5.6. De Raad komt tot de conclusie dat op basis van de verklaring van appellante, de onder 5.4.2 vermelde getuigenverklaringen en de observaties aannemelijk is dat appellante vanaf begin 2000 meer uren heeft gewerkt dan zij heeft opgegeven en dat appellanten de wettelijke inlichtingenverplichting hebben geschonden.
5.7. Op grond van het voorgaande komt de aangevallen uitspraak voor bevestiging in aanmerking.
6. De Raad komt met betrekking tot het besluit van 5 januari 2010 tot de volgende beoordeling.

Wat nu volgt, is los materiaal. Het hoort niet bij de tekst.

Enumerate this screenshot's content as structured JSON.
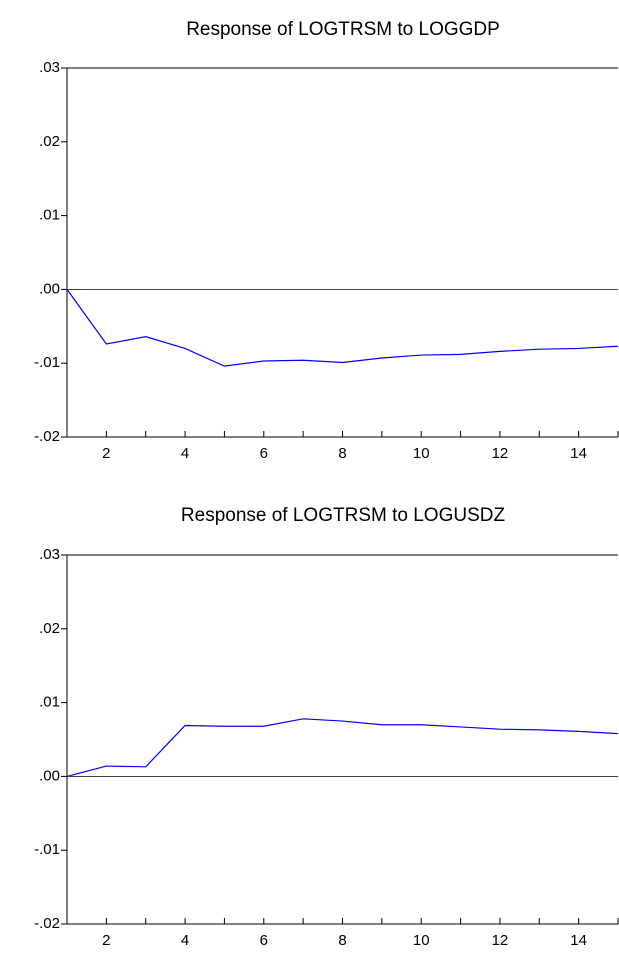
{
  "chart_data": [
    {
      "type": "line",
      "title": "Response of LOGTRSM to LOGGDP",
      "x": [
        1,
        2,
        3,
        4,
        5,
        6,
        7,
        8,
        9,
        10,
        11,
        12,
        13,
        14,
        15
      ],
      "values": [
        0.0,
        -0.0074,
        -0.0064,
        -0.008,
        -0.0104,
        -0.0097,
        -0.0096,
        -0.0099,
        -0.0093,
        -0.0089,
        -0.0088,
        -0.0084,
        -0.0081,
        -0.008,
        -0.0077
      ],
      "color": "#0000ff",
      "xlim": [
        1,
        15
      ],
      "xticks": [
        2,
        4,
        6,
        8,
        10,
        12,
        14
      ],
      "xminorticks": [
        1,
        3,
        5,
        7,
        9,
        11,
        13,
        15
      ],
      "ylim": [
        -0.02,
        0.03
      ],
      "yticks": [
        {
          "value": -0.02,
          "label": "-.02"
        },
        {
          "value": -0.01,
          "label": "-.01"
        },
        {
          "value": 0,
          "label": ".00"
        },
        {
          "value": 0.01,
          "label": ".01"
        },
        {
          "value": 0.02,
          "label": ".02"
        },
        {
          "value": 0.03,
          "label": ".03"
        }
      ],
      "zero_line": true
    },
    {
      "type": "line",
      "title": "Response of LOGTRSM to LOGUSDZ",
      "x": [
        1,
        2,
        3,
        4,
        5,
        6,
        7,
        8,
        9,
        10,
        11,
        12,
        13,
        14,
        15
      ],
      "values": [
        0.0,
        0.0014,
        0.0013,
        0.0069,
        0.0068,
        0.0068,
        0.0078,
        0.0075,
        0.007,
        0.007,
        0.0067,
        0.0064,
        0.0063,
        0.0061,
        0.0058
      ],
      "color": "#0000ff",
      "xlim": [
        1,
        15
      ],
      "xticks": [
        2,
        4,
        6,
        8,
        10,
        12,
        14
      ],
      "xminorticks": [
        1,
        3,
        5,
        7,
        9,
        11,
        13,
        15
      ],
      "ylim": [
        -0.02,
        0.03
      ],
      "yticks": [
        {
          "value": -0.02,
          "label": "-.02"
        },
        {
          "value": -0.01,
          "label": "-.01"
        },
        {
          "value": 0,
          "label": ".00"
        },
        {
          "value": 0.01,
          "label": ".01"
        },
        {
          "value": 0.02,
          "label": ".02"
        },
        {
          "value": 0.03,
          "label": ".03"
        }
      ],
      "zero_line": true
    }
  ]
}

6.1. Appellanten hebben terecht aangevoerd dat het Dagelijks Bestuur in strijd met artikel 7:12, eerste lid, van de Awb in het besluit van 5 januari 2010 niet is ingegaan op het in bezwaar gedane beroep op de hardheidsclausule, het verzoek om kwijtschelding en het verzoek om vergoeding van de in bezwaar gemaakte proceskosten. Dit betekent dat het beroep tegen dit besluit gegrond moet worden verklaard en dat het besluit moet worden vernietigd.
6.2. De Raad ziet om de hierna volgende redenen aanleiding de rechtsgevolgen van het te vernietigen besluit in stand te laten.
6.2.1. De Raad is met het Dagelijks Bestuur van oordeel dat appellanten de wettelijke inlichtingenverplichting hebben geschonden en verwijst hiertoe naar hetgeen onder 5.4.1 tot en met 5.6 is overwogen. De Raad voegt hier aan toe dat de datum 15 januari 2000 de eerste ziektedag van [E.F.] is en aannemelijk is dat appellante in elk geval vanaf die dag meer uren heeft gewerkt dan zij heeft opgegeven. Doordat appellanten destijds geen juiste inlichtingen en ook nadien geen nadere aanvullende informatie hebben verstrekt over het aantal daadwerkelijk gewerkte uren in de periode van 15 januari 2000 tot 1 november 2002, heeft het Dagelijks Bestuur terecht geconcludeerd dat het recht op bijstand over deze periode niet is vast te stellen. Dit brengt mee dat het Dagelijks Bestuur ingevolge artikel 54, derde lid, aanhef en onder a, van de WWB bevoegd was de bijstand van appellanten over deze periode in te trekken. De wijze van uitoefening van die bevoegdheid is op zichzelf niet bestreden.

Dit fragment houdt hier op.